BIMCO: Container Shipping May Face Bankruptcies if It Fails to Recover Extra Fuel Costs

container shipping industryIllustration. Image Courtesy: PxHere under CC0 Creative Commons license

A failure to recover the extra fuel costs in full may result in bankruptcies in the container shipping industry, international shipping association BIMCO said.

As the starting line for the International Maritime Organization (IMO) sulphur cap approaches, the dominant theme of 2019 will be the sharing of the higher costs that are expected in various forms towards the end of the year, according to the association.

These extra costs will come either as a result of purchase of fuels, which are more expensive than heavy sulphur fuel oil (HSFO), or investments in abatement technologies that will allow carriage and consumption of HSFO.

As explained, profit margins in this industry will be reduced everywhere unless these costs are passed on to the end customer through the whole supply chain. According to BIMCO, the ability of container shipping to pass on increases depends on its negotiating power and a fundamentally strong freight market.

Moreover, BIMCO said that the gloomy outlook in container shipping seems certain for this year and is likely to be extended.

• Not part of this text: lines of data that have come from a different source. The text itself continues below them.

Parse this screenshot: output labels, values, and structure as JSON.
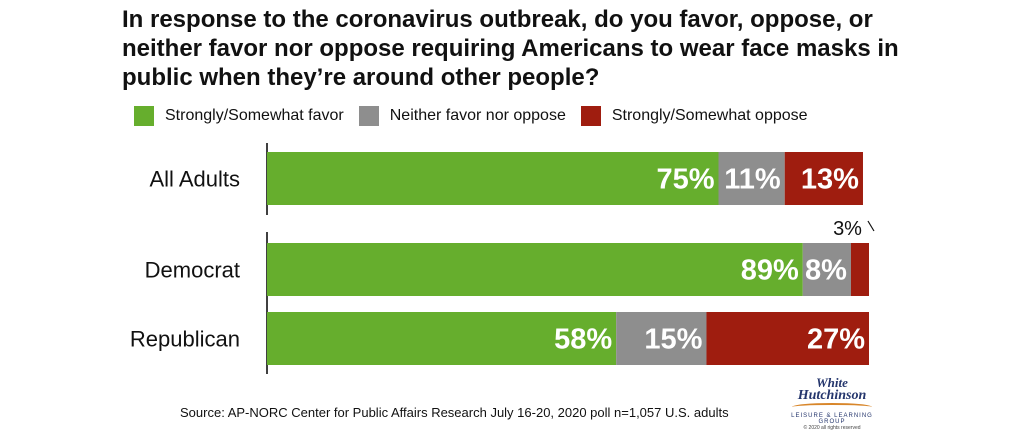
{
  "chart_data": {
    "type": "bar",
    "orientation": "horizontal",
    "stacked": true,
    "title": "In response to the coronavirus outbreak, do you favor, oppose, or neither favor nor oppose requiring Americans to wear face masks in public when they’re around other people?",
    "categories": [
      "All Adults",
      "Democrat",
      "Republican"
    ],
    "series": [
      {
        "name": "Strongly/Somewhat favor",
        "color": "#66ae2d",
        "values": [
          75,
          89,
          58
        ],
        "labels": [
          "75%",
          "89%",
          "58%"
        ]
      },
      {
        "name": "Neither favor nor oppose",
        "color": "#8e8e8e",
        "values": [
          11,
          8,
          15
        ],
        "labels": [
          "11%",
          "8%",
          "15%"
        ]
      },
      {
        "name": "Strongly/Somewhat oppose",
        "color": "#9f1d0f",
        "values": [
          13,
          3,
          27
        ],
        "labels": [
          "13%",
          "3%",
          "27%"
        ]
      }
    ],
    "xlim": [
      0,
      100
    ],
    "legend": "top",
    "grid": false
  },
  "footer": {
    "source": "Source: AP-NORC Center for Public Affairs Research July 16-20, 2020 poll n=1,057 U.S. adults"
  },
  "logo": {
    "line1": "White",
    "line2": "Hutchinson",
    "line3": "LEISURE & LEARNING GROUP",
    "line4": "© 2020 all rights reserved"
  }
}
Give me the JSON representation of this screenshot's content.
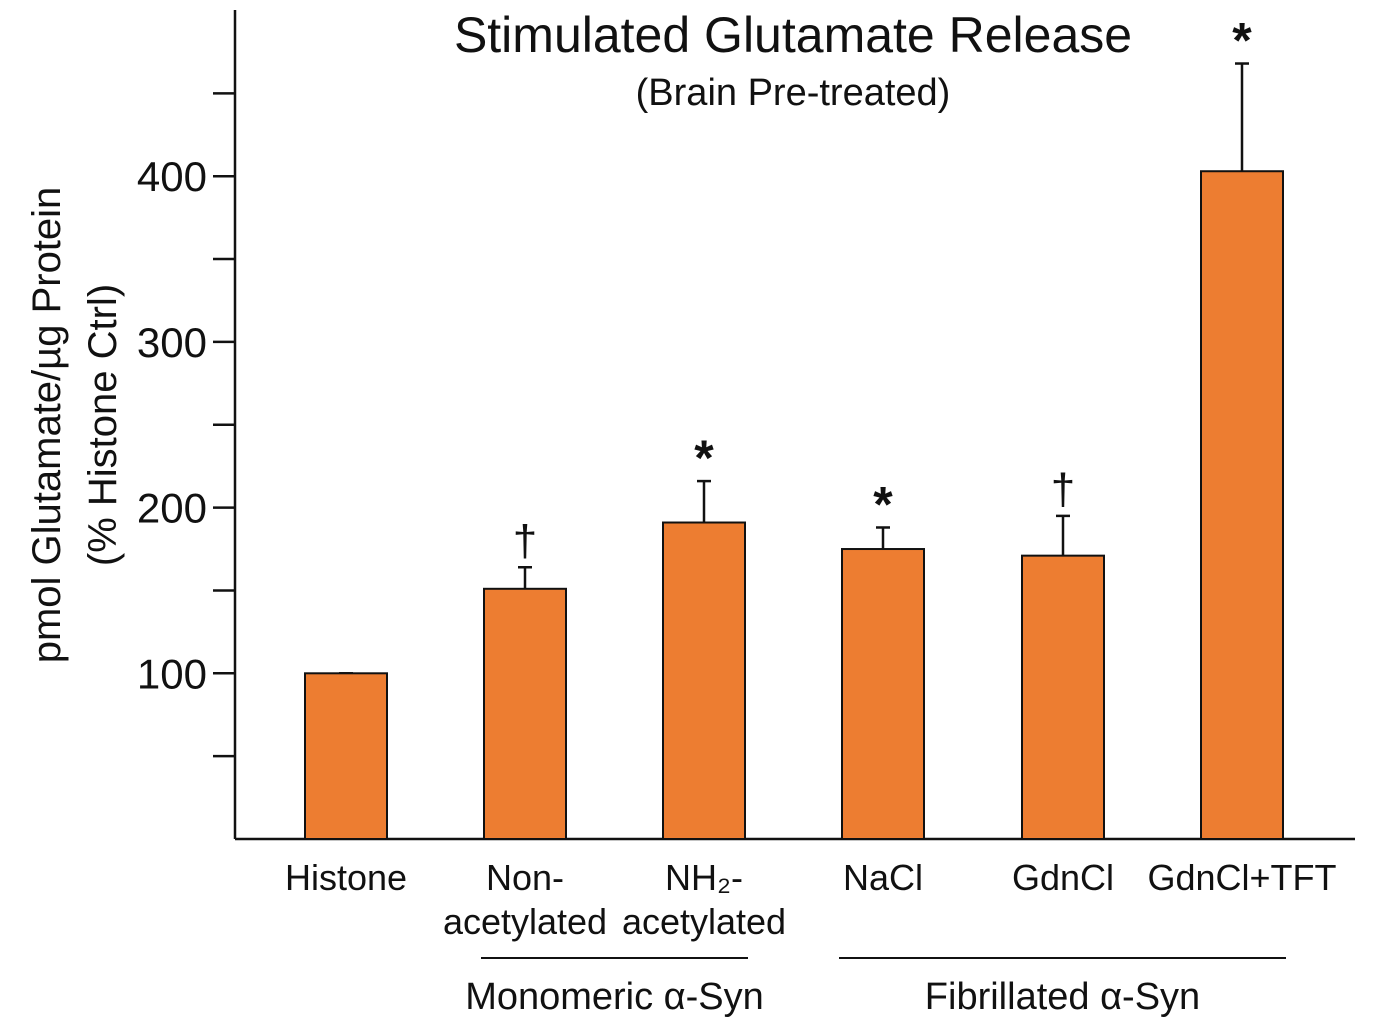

Containerized imports in Europe look likely to be stuck with demand growth of no more than 2% for years to come. That means the long-hauls into northern and southern Europe, where ultra large containerships are perfectly suited to reap the benefits of economies of scale, will suffer unless cascading is accelerated.

As the US East Coast ports are now fully equipped with cranes to cater for ultra large containerships, the nation saw strong import growth into the US via this route in 2017 (10%) and again in 2018 (8%). More cargo is likely to follow this trend, away from the more crowded options of the US West Coast. Despite this, BIMCO forecasts overall imports into the US will be lower in 2019 when compared with 2018.

The higher growth rates are expected on North-South trades, highlighting South America and imports into Africa as places where volumes – but not so much freight rates – could improve in 2019.

The annual contracts for transpacific cargoes – normally running from May to April – are negotiated soon. Although higher freight rates are expected, tough and difficult negotiations lie ahead, as markets have weakened somewhat since Q4 2018.

Looking into 2019, BIMCO is forecasting a 3.4% container-fleet growth rate, assuming demolition levels remain low. Should the initial demolition level, set at 100,000 TEU, turn out to be twice as high, fleet growth in this shipping industry will be reduced by 0.5% to 2.9%.